Friday, September 16, 2011

The House Of Schlock

I had a next door neighbor once, Mrs. Fortune was her name. She was a collector. She collected thimbles and hankies and thread spools after the thread was used up. She saved pistachio shells and gum wrappers, pennies found on the street, sugar packets from luncheonettes, ticket stubs, glass icicles from chandeliers that were never hers. The drawer under the sink, where normal people keep their forks and such, she filled with old keys, heavy with rust, that didn’t fit any of the locks in her apartment.

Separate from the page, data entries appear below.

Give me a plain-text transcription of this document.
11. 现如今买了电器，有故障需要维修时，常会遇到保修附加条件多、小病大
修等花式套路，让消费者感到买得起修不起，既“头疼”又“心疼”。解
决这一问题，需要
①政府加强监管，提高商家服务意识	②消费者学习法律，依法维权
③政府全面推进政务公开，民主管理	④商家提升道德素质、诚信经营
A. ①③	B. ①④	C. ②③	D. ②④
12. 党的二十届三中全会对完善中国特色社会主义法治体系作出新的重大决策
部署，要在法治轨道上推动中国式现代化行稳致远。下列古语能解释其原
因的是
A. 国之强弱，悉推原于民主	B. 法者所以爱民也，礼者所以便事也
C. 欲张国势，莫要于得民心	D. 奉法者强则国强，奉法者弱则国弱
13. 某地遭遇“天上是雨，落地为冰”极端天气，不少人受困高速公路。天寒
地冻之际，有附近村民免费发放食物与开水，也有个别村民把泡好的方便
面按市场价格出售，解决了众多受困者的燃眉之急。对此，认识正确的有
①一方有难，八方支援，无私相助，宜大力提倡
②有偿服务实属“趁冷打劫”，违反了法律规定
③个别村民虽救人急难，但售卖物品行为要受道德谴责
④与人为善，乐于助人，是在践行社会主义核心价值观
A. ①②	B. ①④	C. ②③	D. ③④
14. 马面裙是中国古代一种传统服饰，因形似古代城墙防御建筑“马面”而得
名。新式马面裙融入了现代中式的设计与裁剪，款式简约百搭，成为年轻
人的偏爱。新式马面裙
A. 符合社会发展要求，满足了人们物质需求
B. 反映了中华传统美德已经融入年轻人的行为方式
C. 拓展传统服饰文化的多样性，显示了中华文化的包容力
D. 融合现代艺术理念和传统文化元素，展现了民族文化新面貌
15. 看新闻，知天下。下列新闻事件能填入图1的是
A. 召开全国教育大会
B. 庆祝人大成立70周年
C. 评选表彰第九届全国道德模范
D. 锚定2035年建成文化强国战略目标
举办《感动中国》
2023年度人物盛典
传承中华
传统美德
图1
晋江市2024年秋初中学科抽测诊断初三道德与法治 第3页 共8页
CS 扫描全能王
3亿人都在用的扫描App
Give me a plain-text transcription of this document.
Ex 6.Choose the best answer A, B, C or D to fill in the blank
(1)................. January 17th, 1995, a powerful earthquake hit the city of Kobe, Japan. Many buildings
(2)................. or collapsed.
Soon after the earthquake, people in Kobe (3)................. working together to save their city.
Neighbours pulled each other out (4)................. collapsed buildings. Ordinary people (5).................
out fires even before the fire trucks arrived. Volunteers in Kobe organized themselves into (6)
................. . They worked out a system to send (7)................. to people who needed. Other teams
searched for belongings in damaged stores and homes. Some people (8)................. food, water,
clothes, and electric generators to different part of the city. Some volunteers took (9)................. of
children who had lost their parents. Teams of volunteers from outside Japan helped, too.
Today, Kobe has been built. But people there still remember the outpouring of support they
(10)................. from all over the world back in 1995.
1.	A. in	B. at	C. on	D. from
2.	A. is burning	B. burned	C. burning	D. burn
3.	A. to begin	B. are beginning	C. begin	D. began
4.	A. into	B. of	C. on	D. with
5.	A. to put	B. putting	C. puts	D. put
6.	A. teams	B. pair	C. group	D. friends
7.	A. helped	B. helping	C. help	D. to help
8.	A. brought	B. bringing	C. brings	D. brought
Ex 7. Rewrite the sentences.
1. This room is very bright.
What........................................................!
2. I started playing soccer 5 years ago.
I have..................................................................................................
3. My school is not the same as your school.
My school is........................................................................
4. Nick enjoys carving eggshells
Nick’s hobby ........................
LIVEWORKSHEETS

Her hall closet was stuffed with baby shoes, piled top to bottom on little wooden shelves she asked Bruno, the super, to put up for her. On the closet floor were bowling balls, maybe 30 of them, each in their own little vinyl or leather bag.

She called her things “forgotten treasures.” I thought of apartment 6H, when I thought of it at all, as “The House of Schlock.”

Mrs. Fortune would invite me in from time to time, to view a new discovery — a plastic hand mysteriously disengaged from a department store mannequin; a monkey doll made out of old socks. She was friendly enough, but I kept my distance. I didn’t want to get sucked in by a mind that was capable of crocheting a little pink sleeping blanket for a soup spoon.

There was that Saturday in February when the boiler broke down, taking six hours to crank back up, and the whole building went Arctic. I called my mother, who of course wanted me to take a taxi up to her apartment, but I said I was okay, I had gloves, I had a down vest, I had 100% wool socks. “I’ll pretend I’m camping,” I told her. “You’re crazy,” my mother said. “Check on Mrs. Fortune,” she added, giving me a good stiff dose of guilt before hanging up.

Mrs. Fortune didn’t have gloves or a vest or woolen socks. She came to her door in a faded chiffon housecoat, her long pale feet crammed into a pair of gold lamé slippers. She looked distraught. “My babies are freezing,” she cried, pulling me by the wrist into her living room, passed the coat rack laden with leftover Christmas ornaments and the green sateen love seat where newspaper clippings were pinned on like so many lopsided doilies. 

She pushed me ahead of her toward the flat metal board that rested above the now-frigid radiator, where she kept avocado pits in jelly jars filled with water. Cocktail toothpicks with red, yellow and blue plastic fringes were plunged into the sides of each pit to keep them from drowning. I could just make out spindly bits of greenery sprouting from some, but others were entirely bare. 
“Lucille is nearly gone,” she said, reaching a trembling finger toward one of the pits, “and how much longer the twins have is anybody’s guess.” She caressed the smooth sides of two others, whispering “Prudence,” and “Philomena.” I tried backing away but she had me by the elbow now. “Felix Divine is in need of mouth-to-mouth, don’t you think?” “No,” I said, “he looks good to me,” but Mrs. Fortune was not convinced. “Gertie is in shock,” she insisted, “Sookie-Mae will need a rest cure after this. Assuming she comes out of it alive.”
I allowed myself to be talked into a rescue operation. We spent the next hour holding the jelly jars up to our mouths and blowing hot air on the pits.  “Don’t blow with your lips closed,” Mrs. Fortune scolded me, “you’re not cooling soup. Go like this — ” and she demonstrated, her mouth open, pushing out moist bursts of breath. “Hunh, hunh, hunh,” she went, with each exhalation. I did what she said. What was I going to do, walk out on her? She was my neighbor. You owe something to a neighbor. That’s the way I was brought up.
Finally, Mrs. Fortune agreed we had done all that we could. With her eyes raised to the grape soda stain on the ceiling she said she was leaving it in God’s hands now. Just before I made my escape, she removed a dirty red shoelace from around her neck and presented it to me with a shaky bow. “This was a Valentine’s  Day gift from Mr. Francis J. Romero,” she confided, “but he’d want you to have it, you’re such a good girl.” 


I knew, from earlier visits, that Mr. Francis J. Romero was the spider who lived in her bathroom.